Snow White Leaves Her Dwarfs Behind
Richard Powers’ new novel, Orfeo, is a story of a composer in his 70s who, throughout the course of the book, recalls key moments in his life. The book is filled with detailed descriptions of the music he listens to along the way. It’s a book that begs for a soundtrack and, in fact, it turns out that several industrious readers have created Orfeo playlists that can be downloaded and appreciated along with this brainy well-written book.
As far as ancillary materials for the newest novel from the youthfully prolific Helen Oyeyemi, I would like to request that someone create an accompanying anthology of the wide range of folklore, mythology, and other literary sources drawn on by the author to build her fantastical tale Boy, Snow, Bird. The main frame of the book is a modern retelling of Snow White. She’s dispensed with the dwarfs and the poison apple, but step-mothers and other recognizable tropes abound in the story of a girl named Boy who grows up to become step-mother to a girl named Snow, and then who gives birth to another girl named Bird.

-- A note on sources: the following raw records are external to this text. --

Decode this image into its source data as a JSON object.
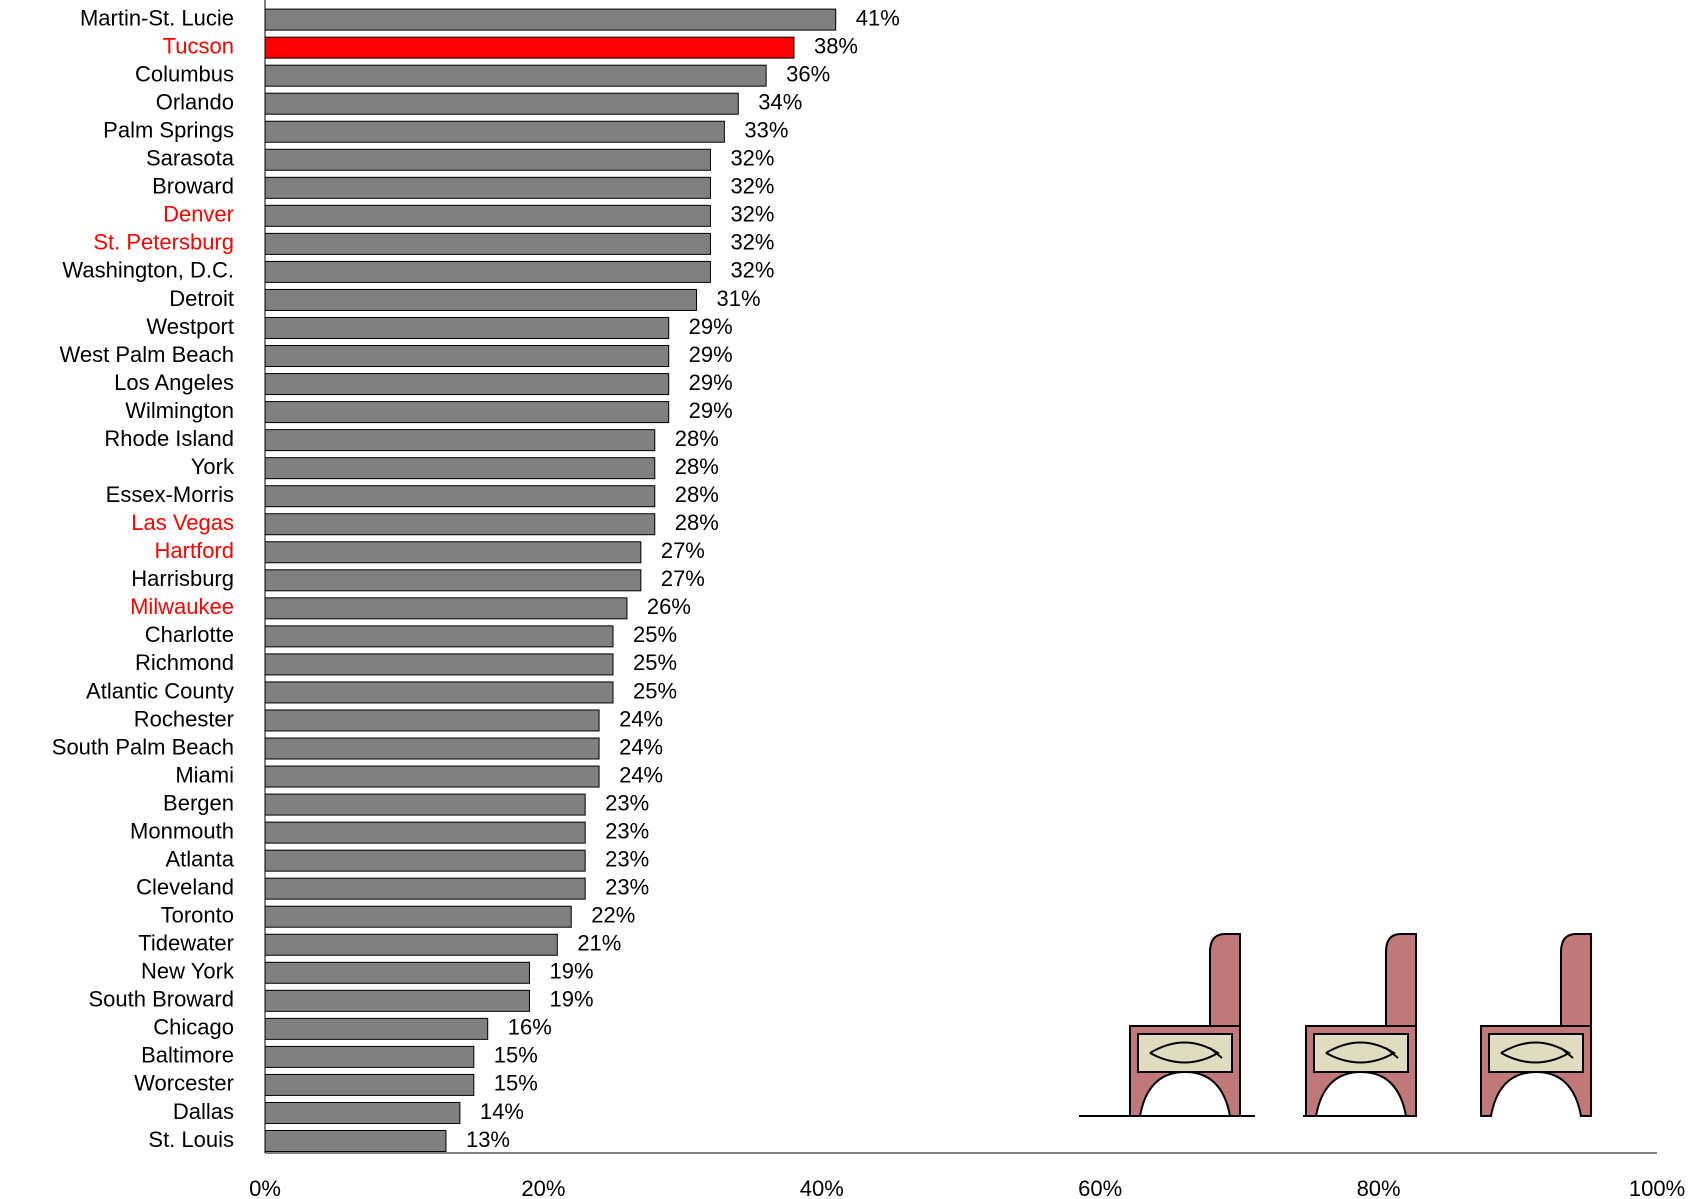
{
  "chart_data": {
    "type": "hbar",
    "categories": [
      "Martin-St. Lucie",
      "Tucson",
      "Columbus",
      "Orlando",
      "Palm Springs",
      "Sarasota",
      "Broward",
      "Denver",
      "St. Petersburg",
      "Washington, D.C.",
      "Detroit",
      "Westport",
      "West Palm Beach",
      "Los Angeles",
      "Wilmington",
      "Rhode Island",
      "York",
      "Essex-Morris",
      "Las Vegas",
      "Hartford",
      "Harrisburg",
      "Milwaukee",
      "Charlotte",
      "Richmond",
      "Atlantic County",
      "Rochester",
      "South Palm Beach",
      "Miami",
      "Bergen",
      "Monmouth",
      "Atlanta",
      "Cleveland",
      "Toronto",
      "Tidewater",
      "New York",
      "South Broward",
      "Chicago",
      "Baltimore",
      "Worcester",
      "Dallas",
      "St. Louis"
    ],
    "category_colors": [
      "#000000",
      "#ff0000",
      "#000000",
      "#000000",
      "#000000",
      "#000000",
      "#000000",
      "#ff0000",
      "#ff0000",
      "#000000",
      "#000000",
      "#000000",
      "#000000",
      "#000000",
      "#000000",
      "#000000",
      "#000000",
      "#000000",
      "#ff0000",
      "#ff0000",
      "#000000",
      "#ff0000",
      "#000000",
      "#000000",
      "#000000",
      "#000000",
      "#000000",
      "#000000",
      "#000000",
      "#000000",
      "#000000",
      "#000000",
      "#000000",
      "#000000",
      "#000000",
      "#000000",
      "#000000",
      "#000000",
      "#000000",
      "#000000",
      "#000000"
    ],
    "values": [
      41,
      38,
      36,
      34,
      33,
      32,
      32,
      32,
      32,
      32,
      31,
      29,
      29,
      29,
      29,
      28,
      28,
      28,
      28,
      27,
      27,
      26,
      25,
      25,
      25,
      24,
      24,
      24,
      23,
      23,
      23,
      23,
      22,
      21,
      19,
      19,
      16,
      15,
      15,
      14,
      13
    ],
    "value_labels": [
      "41%",
      "38%",
      "36%",
      "34%",
      "33%",
      "32%",
      "32%",
      "32%",
      "32%",
      "32%",
      "31%",
      "29%",
      "29%",
      "29%",
      "29%",
      "28%",
      "28%",
      "28%",
      "28%",
      "27%",
      "27%",
      "26%",
      "25%",
      "25%",
      "25%",
      "24%",
      "24%",
      "24%",
      "23%",
      "23%",
      "23%",
      "23%",
      "22%",
      "21%",
      "19%",
      "19%",
      "16%",
      "15%",
      "15%",
      "14%",
      "13%"
    ],
    "colors": [
      "#808080",
      "#ff0000",
      "#808080",
      "#808080",
      "#808080",
      "#808080",
      "#808080",
      "#808080",
      "#808080",
      "#808080",
      "#808080",
      "#808080",
      "#808080",
      "#808080",
      "#808080",
      "#808080",
      "#808080",
      "#808080",
      "#808080",
      "#808080",
      "#808080",
      "#808080",
      "#808080",
      "#808080",
      "#808080",
      "#808080",
      "#808080",
      "#808080",
      "#808080",
      "#808080",
      "#808080",
      "#808080",
      "#808080",
      "#808080",
      "#808080",
      "#808080",
      "#808080",
      "#808080",
      "#808080",
      "#808080",
      "#808080"
    ],
    "xlim": [
      0,
      100
    ],
    "xticks": [
      {
        "value": 0,
        "label": "0%"
      },
      {
        "value": 20,
        "label": "20%"
      },
      {
        "value": 40,
        "label": "40%"
      },
      {
        "value": 60,
        "label": "60%"
      },
      {
        "value": 80,
        "label": "80%"
      },
      {
        "value": 100,
        "label": "100%"
      }
    ],
    "grid": false
  }
}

Along the way, the reader will find a witch with a snake for a heart, a mysterious shadow girl with bloody hands, references and allusions to the Pied Piper of Hamelin, poetry by Christina Rossetti, the Greek Fury Alecto, and much more. The book, as it examines questions of identity and appearance versus reality, also weaves in a powerful look at racism in our society and at the status of civil rights in the 1950s and 60s. It also throws in some gender politics at the end, but oh, how I wish she hadn’t gone there. But, no spoiler am I. Grab yourself a copy of Boy, Snow, Bird and take the magically real journey yourself.